Ultimately, 7-Eleven moved for summary judgment on all claims and the district court granted the motion. The property owners filed this appeal and we have jurisdiction over this diversity suit pursu *456 ant to 28 U.S.C.A. § 1332 (West Supp. 2005) and 28 U.S.C.A. § 1291 (West 1993). The property owners seek review of the following lower court decisions: the denial of the motion to remand, the denial of the motion to amend their complaint, the grant of summary judgment on all of their claims, the exclusion of the Board’s 75% reduction in value determination, and the denial of the motion to substitute. We will address each of their contentions in turn.

II.

We begin with the property owners’ argument that the district court erred in denying their motion to amend the complaint and their motion to remand the case to West Virginia state court. The local manager the property owners sought to add was a West Virginia resident, and the amendment would have destroyed diversity jurisdiction in the case. See 28 U.S.C.A. § 1332. Thus, the motion to remand is inextricably tied to the motion to amend. Without the amendment of the complaint, diversity jurisdiction existed, and a remand would have been erroneous. Because the motions are linked together, we can dispose of them jointly.

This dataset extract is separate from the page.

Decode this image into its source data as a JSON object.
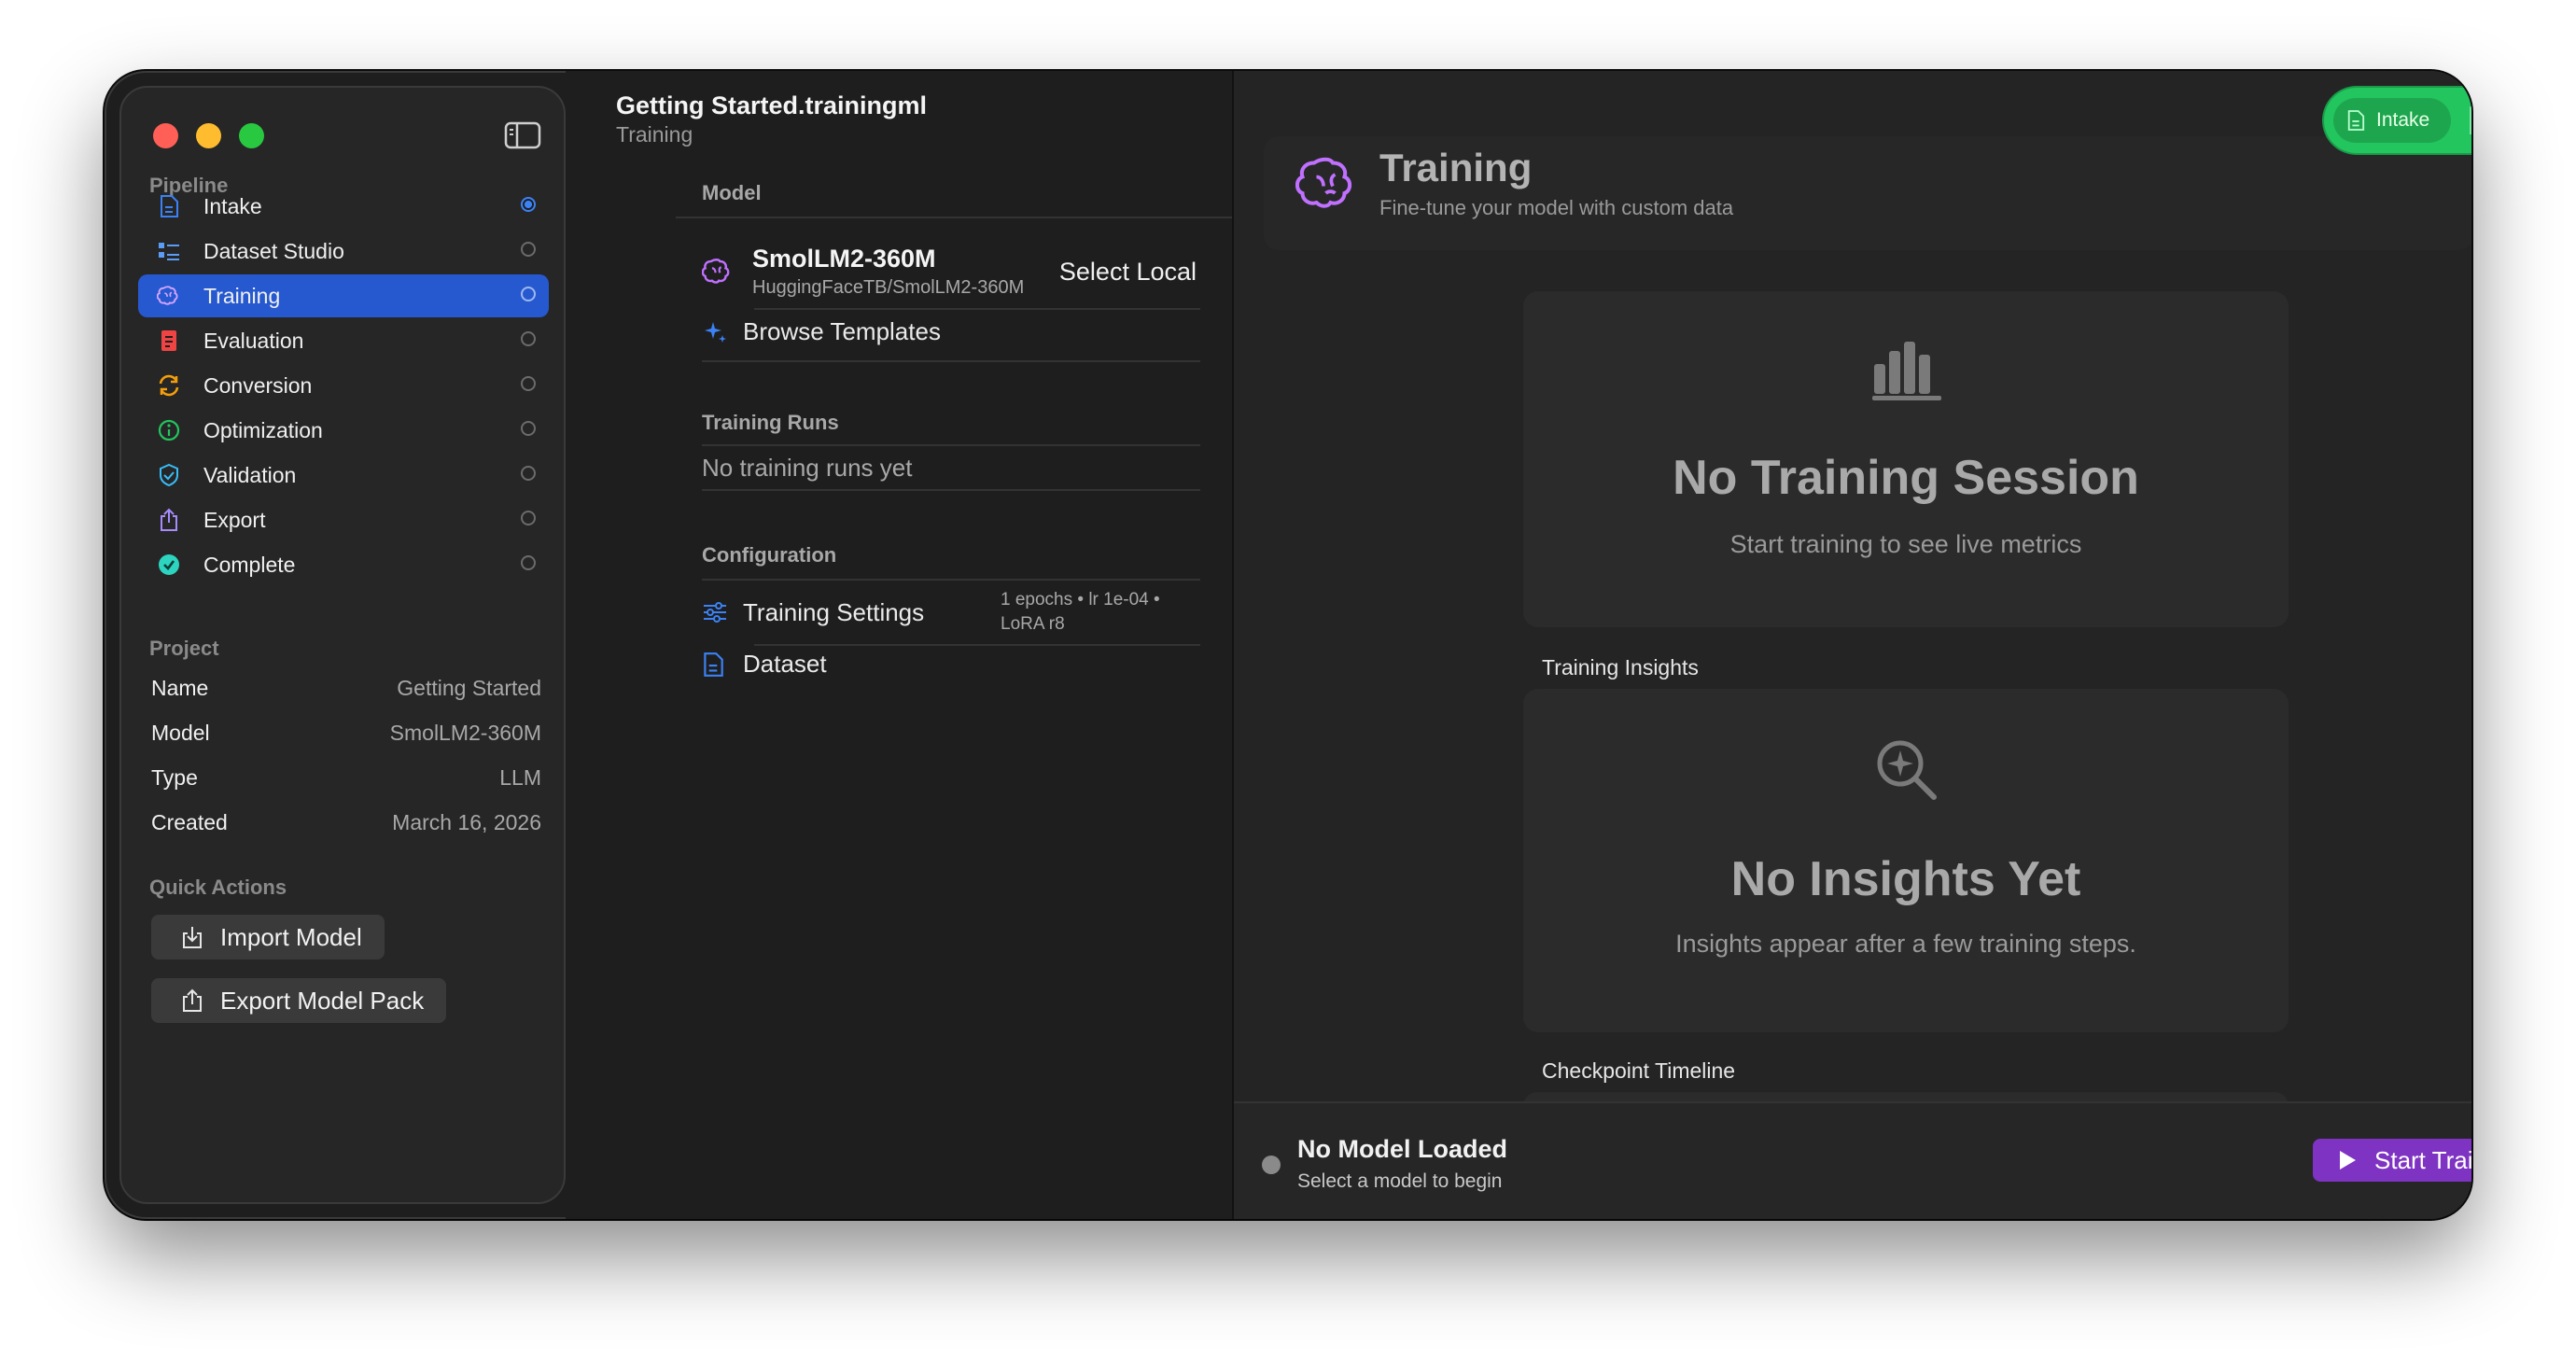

It is well-established in this circuit that [w]here a matter has proceeded to judgment on the merits and principles of federal jurisdiction and fairness to parties remain uncompromised, to disturb the judgment on the basis of a defect in the initial removal would be a waste of judicial resources. Although the interest in judicial economy is most pressing where an action has proceeded to trial, we feel that the same considerations are applicable to summary judgment.

Aqualon Co. v. MAC Equip., Inc., 149 F.3d 262, 265 (4th Cir.1998) (internal quotation marks omitted). Thus, “even if remand would have been proper, once an improperly removed case has proceeded to final judgment in federal court that judgment should not be disturbed so long as the federal court had jurisdiction over the claim at the time it rendered its decision.” Id. at 264; see also Caterpillar Inc. v. Lewis, 519 U.S. 61, 77, 117 S.Ct. 467, 136 L.Ed.2d 437 (1996) (“To wipe out the adjudication postjudgment, and return to state court a case now satisfying all federal jurisdictional requirements, would impose an exorbitant cost on our dual court system, a cost incompatible with the fair and unprotracted administration of justice.”).

Because there is no dispute that diversity jurisdiction existed at the time the district court granted summary judgment to 7-Eleven, we do not further address the motion to remand. The property owners have failed to demonstrate any exceptional circumstances that require us to review the merits of that motion. Aqualon, 149 F.3d at 265 (declining to review merits of remand when case proceeded to final judgment in federal court and the party requesting remand “has not argued that it was prejudiced in some way by the federal forum”).